1. Não são abundantes as memórias corográficas relativas a Cantanhede. Mais longinquamente, podemos evocar para a segunda metade do séc.XVIII o texto de Teodósio de Santa Marta, inserto no Elogio Historico da illustrissima, e excelentíssima casa de Cantanhede-Marialva, publicado em 1751, a que, aliás, Vidal se vai recorrer, e as Memórias paroquiais de 1758, nas quais o cura Manoel de Jesus Maldonado responde, em 29 de Maio, aos itens da “Parte I. O que procura saber da terra”.
É esta escassez de informação uma razão mais para trazer a lume a inédita Breve Descripção da Villa de Cantanhede que nos oferece nos inícios do século XIX uma leitura bem mais segura de Cantanhede, do que a de Santa Marta.
2. Natural do Porto, uma vez licenciado em Direito em 1799, Manuel de Almeida Vidal, o autor desta Breve Descripção, encontrará um emprego, que nos afigura bem adequado à sua personalidade, no Archivo da Camara do Porto, onde se dedica por dois anos a escrever um Compendio Historico-Chronologico e Legislativo das Rendas da mesma Cidade desde huma antiguidade remota.
A primeira invasão francesa leva-o a retirar-se para Cantanhede em Novembro de 1807, onde fixa residência “não só por ser hum local retirado das principais estradas de comunicação”, como também por se lhe “oferecer comodidade de poder viver aqui em socego, e solidão; e longe do turbilhão vertiginoso de sentimentos, em que se agitavão os espíritos dos habitantes de Portugal.”

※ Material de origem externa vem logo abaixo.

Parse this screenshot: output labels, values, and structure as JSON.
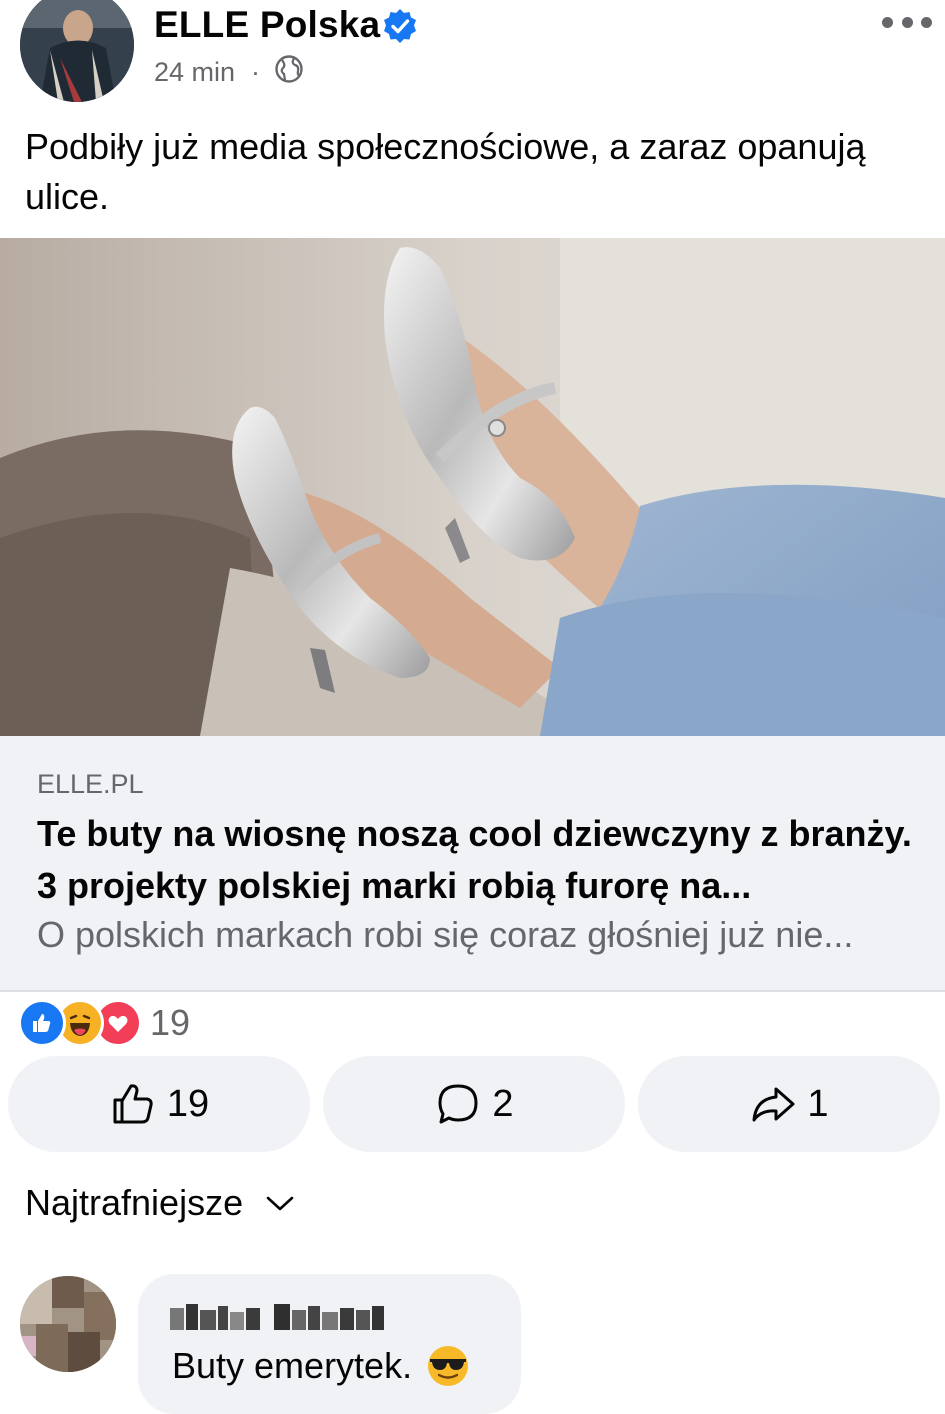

A inércia do hábito da investigação conjugado com a solidão e retiro que encontrou em Cantanhede, suscitam-lhe a ideia de examinar algumas memorias relativas à vila e mediante a intervenção do Juiz de Fora, aliás o primeiro de Cantanhede, Manoel Jozé Collaço, acha e colige documentos do cartório fazendo apontamentos avulsos sobre o que encontrava de notável.

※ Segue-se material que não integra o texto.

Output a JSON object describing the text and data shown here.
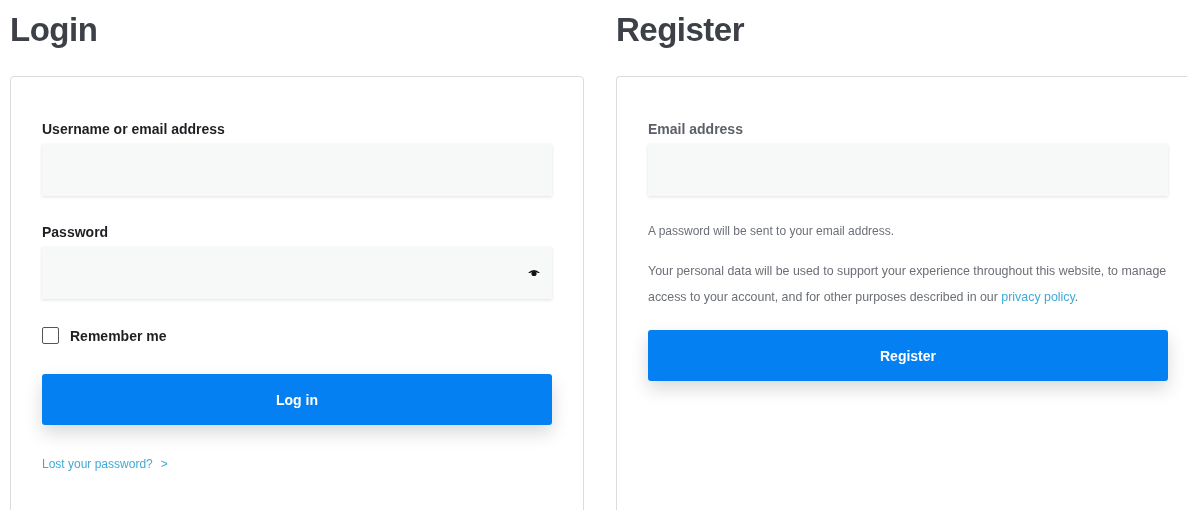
{
  "login": {
    "title": "Login",
    "fields": [
      {
        "label": "Username or email address",
        "kind": "text"
      },
      {
        "label": "Password",
        "kind": "password"
      }
    ],
    "remember": {
      "label": "Remember me",
      "checked": false
    },
    "button": "Log in",
    "lost_link": "Lost your password?",
    "lost_arrow": ">"
  },
  "register": {
    "title": "Register",
    "fields": [
      {
        "label": "Email address",
        "kind": "text"
      }
    ],
    "note": "A password will be sent to your email address.",
    "privacy_text": "Your personal data will be used to support your experience throughout this website, to manage access to your account, and for other purposes described in our",
    "privacy_link": "privacy policy",
    "privacy_end": ".",
    "button": "Register"
  }
}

A nomeação, em Janeiro de 1811, para “Procurador dos Direitos e Regalias do S.or Donatario deste Reguengo”, incentiva-o a prosseguir “com mais esmêro na Collecção das referidas Memorias, por que alem da curiosidade, já o meu zelo, e dever me instigavam a instruir-
me em tudo o que fosse relativo ao meu Ofício de Procurador, para me habilitar a defender os Direitos e Regalias, que devia sustentar”.

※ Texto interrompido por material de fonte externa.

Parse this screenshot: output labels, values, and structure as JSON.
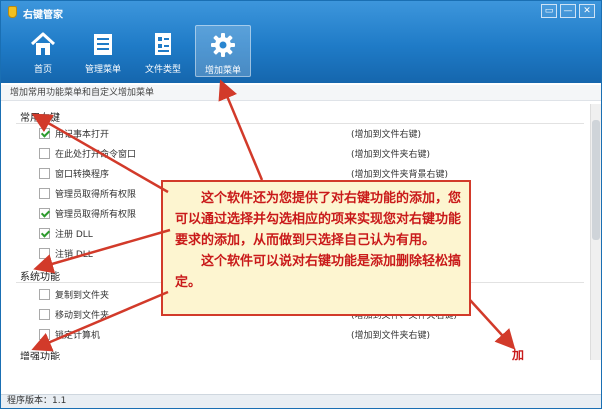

Perante a desordem, e confusão dos cartórios, foi fazendo apontamentos á proporção, que as encontrava, coligindo “um copioso número de noticias, a que era todavia preciso dar alguma Ordem”.
Daqui resultou, como o próprio afirma, não “uma Obra regular”, mas “um Depósito, ou Colecção de Memorias, e com um tal ou qual arranjamento, que de algum modo facilita o conhecimento de várias noticias relativas a geografia, história, e Economia Politica deste Districto, e muitas delas até aqui desconhecidas”.
Cedo lhe surgiria a intenção, que viria a concretizar, de escrever vários projectos, “cuja execução será proveitosa á prosperidade, e adiantamento desta Villa, e Districto”, destinados a formar como a 2.ª Parte das Memorias.
De finais de Novembro de 1815 a Agosto de 1821 será o segundo Juiz de Fora de Cantanhede.
O exercício desta função será objecto de auto de residência iniciado no final do mês em que termina as funções.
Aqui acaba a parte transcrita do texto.